Because the field for training software frameworks is so fragmented, it is effectively impossible to build a chip that is optimized for them. As we have pointed out in the past, small changes in software can effectively neuter the gains provided by special-purpose chips. Moreover, the people running the training software want that software to be highly optimized for the silicon on which it runs. The programmers running this software probably do not want to muck around with the intricacies of every chip, their life is hard enough building those training systems. They do not want to have to learn low-level code for one chip only to have to re-learn the hacks and shortcuts for a new one later. Even if that new chip offers “20%” better performance, the hassle of re-optimizing the code and learning the new chip renders that advantage moot.
Which brings us to CUDA — Nvidia’s low-level chip programming framework. By this point, any software engineer working on training systems probably knows a fair bit about using CUDA. CUDA is not perfect, or elegant, or especially easy, but it is familiar. On such whimsies are vast fortunes built. Because the software environment for training is already so diverse and changing rapidly, the default solution for training chips is Nvidia GPUs.
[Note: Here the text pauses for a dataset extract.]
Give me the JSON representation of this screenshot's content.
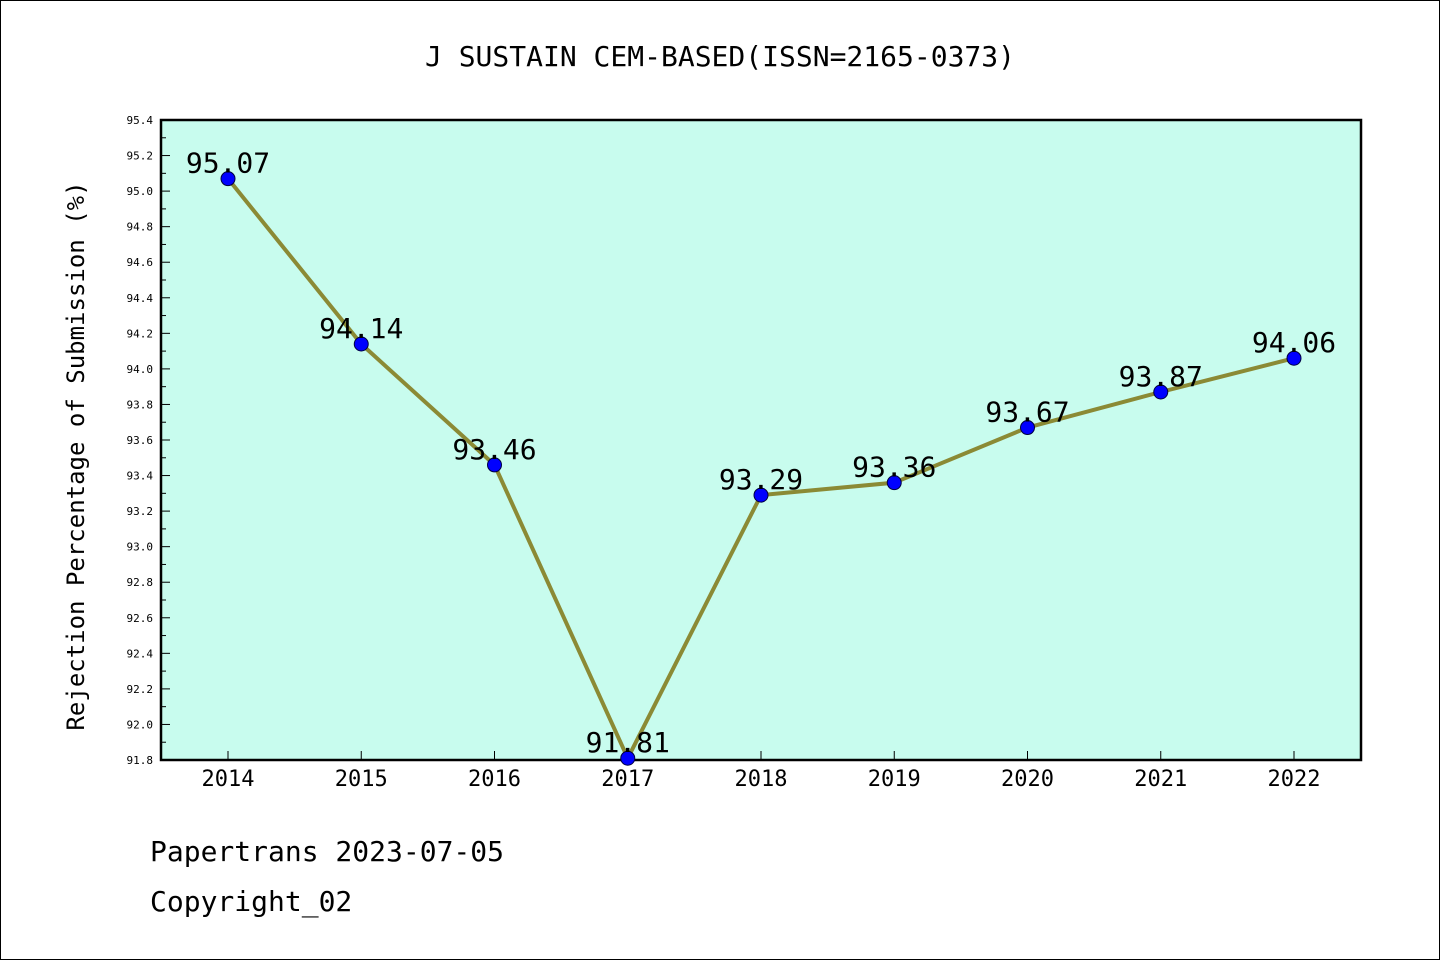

The market for all these AI chips is a few billion dollars right now and is forecasted to grow 30% or 40% a year for the foreseeable future. One study from McKinsey (maybe not the most authoritative source here) puts the data center AI chip market at $13 billion to $15 billion by 2025 — by comparison the total CPU market is about $75 billion right now.
Of that $15 billion AI market, it breaks down to roughly two-thirds inference and one-third training. So this is a sizable market. One wrinkle in all this is that training chips are priced in the $1,000’s or even $10,000’s, while inference chips are priced in the $100’s+, which means the total number of training chips is only a tiny share of the total, roughly 10%-20% of units.
On the long term, this is going to be important on how the market takes shape. Nvidia is going to have a lot of training margin, which it can bring to bear in competing for the inference market, similar to how Intel once used PC CPUs to fill its fabs and data center CPUs to generate much of its profits.
To be clear, Nvidia is not the only player in this market. AMD also makes GPUs, but never developed an effective (or at least widely adopted) alternative to CUDA. They have a fairly small share of the AI GPU market, and we do not see that changing any time soon.
Also read: Why is Amazon building CPUs?
There are a number of startups that tried to build training chips, but these mostly got impaled on the software problem above. And for what it’s worth, AWS has also deployed their own, internally-designed training chip, cleverly named Trainium. From what we can tell this has met with modest success, AWS does not have any clear advantage here other than its own internal (massive) workloads. However, we understand they are moving forward with the next generation of Trainium, so they must be happy with the results so far.
Some of the other hyperscalers may be building their own training chips as well, notably Google which has new variants of its TPU coming soon that are specifically tuned for training. And that is the market. Put simply, we think most people in the market for training compute will look to build their models on Nvidia GPUs.